The recent surge of interest in alternative non-listed products has caught many fund managers off-guard, leaving them unable to provide investors with a satisfactory track record in these products.
The recent surge of interest in alternative non-listed products has caught many fund managers off-guard, leaving them unable to provide investors with a satisfactory track record in these products.
That was one of the findings of a seminar held last week by INREV on the growing array of alternative non-listed products.The quality of the underlying assets is the key driver behind investors' strategies for non-listed real estate investment, the seminar heard.
‘Alternative products are firmly on investors’ radar. But the fact that they are mostly focused on the underlying assets is an interesting insight. It demonstrates where investors’ priorities really lie,’ said Matthias Thomas, CEO of INREV.
Investor interest in alternative products - such as JVs, club deals, real estate debt funds and infrastructure funds - has soared in the wake of continuing economic turmoil.
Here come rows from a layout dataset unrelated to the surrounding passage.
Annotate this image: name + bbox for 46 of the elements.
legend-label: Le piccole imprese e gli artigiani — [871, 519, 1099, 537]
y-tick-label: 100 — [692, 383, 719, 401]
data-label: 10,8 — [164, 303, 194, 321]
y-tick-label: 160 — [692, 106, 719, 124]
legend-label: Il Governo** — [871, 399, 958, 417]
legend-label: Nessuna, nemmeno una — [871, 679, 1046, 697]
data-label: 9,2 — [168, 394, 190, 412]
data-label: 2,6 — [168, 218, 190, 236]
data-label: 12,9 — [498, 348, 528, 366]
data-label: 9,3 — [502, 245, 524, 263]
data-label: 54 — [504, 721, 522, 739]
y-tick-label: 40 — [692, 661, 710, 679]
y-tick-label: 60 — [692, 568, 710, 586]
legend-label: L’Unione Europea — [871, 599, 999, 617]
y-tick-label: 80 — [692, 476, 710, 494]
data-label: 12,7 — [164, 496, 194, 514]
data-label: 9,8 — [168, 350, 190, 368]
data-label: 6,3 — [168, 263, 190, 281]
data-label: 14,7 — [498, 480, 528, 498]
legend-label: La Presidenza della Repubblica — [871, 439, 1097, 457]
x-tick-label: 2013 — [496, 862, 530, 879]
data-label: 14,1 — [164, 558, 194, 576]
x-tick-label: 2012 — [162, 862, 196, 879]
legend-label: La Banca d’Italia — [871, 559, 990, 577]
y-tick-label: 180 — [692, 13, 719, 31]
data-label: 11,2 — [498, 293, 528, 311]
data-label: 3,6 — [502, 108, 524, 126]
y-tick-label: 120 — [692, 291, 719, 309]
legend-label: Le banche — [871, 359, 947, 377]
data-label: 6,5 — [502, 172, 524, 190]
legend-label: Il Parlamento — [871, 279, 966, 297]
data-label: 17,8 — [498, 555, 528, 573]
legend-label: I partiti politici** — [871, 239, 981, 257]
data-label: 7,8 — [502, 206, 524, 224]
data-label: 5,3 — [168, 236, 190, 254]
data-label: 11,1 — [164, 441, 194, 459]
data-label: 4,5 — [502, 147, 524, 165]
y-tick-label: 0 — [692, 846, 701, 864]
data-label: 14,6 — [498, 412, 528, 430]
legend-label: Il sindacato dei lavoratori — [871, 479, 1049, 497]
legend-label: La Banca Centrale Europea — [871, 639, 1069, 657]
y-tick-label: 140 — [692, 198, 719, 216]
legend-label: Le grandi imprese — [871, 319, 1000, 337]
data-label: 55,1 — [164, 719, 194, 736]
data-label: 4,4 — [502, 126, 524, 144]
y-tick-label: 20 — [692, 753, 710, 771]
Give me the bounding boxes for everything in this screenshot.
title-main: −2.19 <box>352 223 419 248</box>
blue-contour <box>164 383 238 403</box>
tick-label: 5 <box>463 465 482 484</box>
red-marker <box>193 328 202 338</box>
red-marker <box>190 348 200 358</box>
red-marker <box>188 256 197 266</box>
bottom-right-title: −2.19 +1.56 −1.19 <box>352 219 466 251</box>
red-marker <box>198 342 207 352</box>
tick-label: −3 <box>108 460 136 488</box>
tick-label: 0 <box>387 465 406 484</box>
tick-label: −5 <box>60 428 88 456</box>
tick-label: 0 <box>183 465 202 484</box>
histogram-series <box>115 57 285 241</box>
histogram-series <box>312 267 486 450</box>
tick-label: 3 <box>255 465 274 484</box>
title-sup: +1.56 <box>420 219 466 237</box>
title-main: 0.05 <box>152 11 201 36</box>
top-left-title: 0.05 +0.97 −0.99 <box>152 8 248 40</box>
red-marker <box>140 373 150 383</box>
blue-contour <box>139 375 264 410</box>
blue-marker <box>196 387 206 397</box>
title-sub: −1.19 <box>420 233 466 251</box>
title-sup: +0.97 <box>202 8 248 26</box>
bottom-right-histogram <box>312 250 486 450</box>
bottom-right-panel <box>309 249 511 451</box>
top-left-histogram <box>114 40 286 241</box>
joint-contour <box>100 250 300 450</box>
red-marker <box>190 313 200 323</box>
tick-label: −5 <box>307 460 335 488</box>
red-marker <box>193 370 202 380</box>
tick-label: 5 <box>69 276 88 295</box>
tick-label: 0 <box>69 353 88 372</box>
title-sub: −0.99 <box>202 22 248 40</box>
But the underlying assets take priority over the type of alternative product investors opt to invest in.
In a recent report on the subject, INREV highlights the need for greater clarity around the plethora of alternative non-listed products. The industry lacks a common understanding of these products and while JVs and club deals are nothing new, there is a perception that they are relatively opaque. This could set the non-listed funds industry back in terms of its drive to increase transparency and corporate governance, the report concludes.
Commenting on the report, Patrick Kanters, managing director Global Real Estate of APG Asset Management and newly appointment chairman of INREV said: ‘Understandably, some investors are asking questions about the type of investment products that suit them best and that’s why we’re hearing more about joint ventures, club deals, real estate debt funds and infrastructure funds. INREV has an important role in leading this debate, not least because all these alternative structures should be bound by the same rigours and disciplines of governance and transparency that apply to traditional non-listed funds.’